MMIRAGE, which stands for Modular Multimodal Intelligent Reformatting and Augmentation Generation Engine, is an advanced platform designed to streamline the processing of datasets using generative models, including vision-language models (VLMs). It is engineered to handle large-scale data reformatting and augmentation tasks with efficiency and precision. By leveraging state-of-the-art generative models, MMIRAGE enables users to perform complex dataset transformations, ensuring compatibility across various formats and schemas. Its multi-node support and parallel processing capabilities make it an ideal choice for scenarios demanding substantial computational power, such as distributed training and inference workflows. MMIRAGE not only simplifies the integration of powerful language models but also provides a customizable framework for diverse use cases, from reformatting conversational datasets to generating Q/A pairs from plain text.

How to install

To install the library, clone it from GitHub and install it with pip. The base install does not include the local SGLang runtime:

git clone git@github.com:EPFLiGHT/MMIRAGE.git
cd MMIRAGE
pip install -e .

Install the GPU extra when using the SGLang-backed llm processor for local GPU inference:

pip install -e ".[gpu]"

For testing and scripts that make use of the library, it is advised to create a .env file:

./scripts/generate_env.sh

Docker

The docker-compose.yml defines two services, mmirage (GPU) and mmirage-cpu.

Prebuilt images

Prebuilt images are published to GHCR for each push to main:

  • ghcr.io/epflight/mmirage:latest-gpu (linux/amd64)
  • ghcr.io/epflight/mmirage:latest-cpu (linux/amd64, linux/arm64)

How to use them:

# GPU
docker pull ghcr.io/epflight/mmirage:latest-gpu
docker run --rm -it --gpus all ghcr.io/epflight/mmirage:latest-gpu

# CPU
docker pull ghcr.io/epflight/mmirage:latest-cpu
docker run --rm -it ghcr.io/epflight/mmirage:latest-cpu

GPU

The container requires an NVIDIA GPU. The docker-compose.yml is configured to request GPU access, but the host must have:

  • NVIDIA GPU drivers installed
  • NVIDIA Container Toolkit / nvidia-container-runtime configured for Docker
  • A recent Docker Engine and Docker Compose version with GPU support enabled

Commands:

# Build
docker compose build mmirage

# Run
docker compose run --rm -it mmirage

CPU-only

The CPU image installs MMIRAGE without the GPU extra.
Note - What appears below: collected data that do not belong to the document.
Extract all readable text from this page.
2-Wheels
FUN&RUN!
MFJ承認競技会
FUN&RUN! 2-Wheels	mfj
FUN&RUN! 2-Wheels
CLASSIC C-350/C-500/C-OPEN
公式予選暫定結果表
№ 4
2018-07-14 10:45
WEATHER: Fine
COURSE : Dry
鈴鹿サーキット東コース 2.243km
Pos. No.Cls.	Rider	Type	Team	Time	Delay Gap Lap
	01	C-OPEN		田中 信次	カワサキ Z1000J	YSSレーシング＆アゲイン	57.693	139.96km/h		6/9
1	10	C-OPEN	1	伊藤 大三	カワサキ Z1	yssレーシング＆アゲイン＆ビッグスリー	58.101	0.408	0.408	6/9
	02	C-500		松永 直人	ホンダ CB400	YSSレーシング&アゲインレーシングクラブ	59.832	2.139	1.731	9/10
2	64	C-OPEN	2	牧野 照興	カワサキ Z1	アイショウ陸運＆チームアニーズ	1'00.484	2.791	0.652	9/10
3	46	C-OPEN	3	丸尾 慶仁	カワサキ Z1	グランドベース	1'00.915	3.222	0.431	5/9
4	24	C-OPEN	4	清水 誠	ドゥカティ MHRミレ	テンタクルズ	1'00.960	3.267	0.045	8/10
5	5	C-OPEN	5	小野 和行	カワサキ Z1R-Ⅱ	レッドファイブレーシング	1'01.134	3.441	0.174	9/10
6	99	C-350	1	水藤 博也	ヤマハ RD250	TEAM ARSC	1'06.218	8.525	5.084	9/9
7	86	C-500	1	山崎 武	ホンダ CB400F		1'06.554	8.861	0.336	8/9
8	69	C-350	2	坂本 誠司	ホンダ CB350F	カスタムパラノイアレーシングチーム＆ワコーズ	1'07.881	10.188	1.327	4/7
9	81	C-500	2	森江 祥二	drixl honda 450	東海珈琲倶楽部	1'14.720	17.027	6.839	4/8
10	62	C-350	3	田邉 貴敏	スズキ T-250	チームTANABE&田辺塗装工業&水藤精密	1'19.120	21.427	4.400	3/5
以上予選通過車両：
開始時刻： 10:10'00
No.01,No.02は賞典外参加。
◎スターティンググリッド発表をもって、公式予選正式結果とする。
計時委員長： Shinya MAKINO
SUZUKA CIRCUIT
It is suitable for workflows that do not instantiate the SGLang-backed llm processor, and is intended to support API-backed processors once they are available. No CPU-ready configuration files are provided yet.

Commands:

# Build
docker compose build mmirage-cpu

# Run
docker compose run --rm -it mmirage-cpu

Key features

  • Multimodal Support: Process both text and images with vision-language models
  • Easily configurable with a YAML file which configures the following parameters:
    • The prompt to the LLM (using Jinja2 templating)
    • Variables with the name and their JMESPath key to a JSON
    • Image inputs for multimodal processing
  • Parallelizable with multi-node support
    • The training pipeline uses distributed inference with sharding
  • Support a variety of LLMs and VLMs (Vision-Language Models)
  • Support any dataset schemas (configurable with the YAML format)
  • The ability to either output a JSON (or any other structured format) or plain text
  • Modular architecture with pluggable processors, loaders, and writers

Example usage

Running (single command)

Run the pipeline via the CLI. Retry behavior is driven by your YAML config:

  • execution_params.retry: true → automatically retries failed shards until completion or max_retries
  • execution_params.retry: false → submits/runs once; you can later trigger retries via check
  • execution_params.merge: true → after a successful run, automatically merges shard outputs
mmirage run --config configs/config_mock.yaml

To check status only:

mmirage check --config configs/config_mock.yaml

To check status and submit retries for failed shards:

mmirage check --config configs/config_mock.yaml --retry

To merge shards from the CLI directly:

mmirage merge --config configs/config_mock.yaml

To merge shards without a config file (input directory + output directory only):

mmirage merge-dir --input-dir /path/to/shards --output-dir /path/to/merged

--input-dir can point either to a single dataset directory that contains shard_* folders, or to a parent directory containing multiple dataset subdirectories. If shard_* folders are present directly in --input-dir, MMIRAGE merges that root dataset directly and ignores nested internal folders.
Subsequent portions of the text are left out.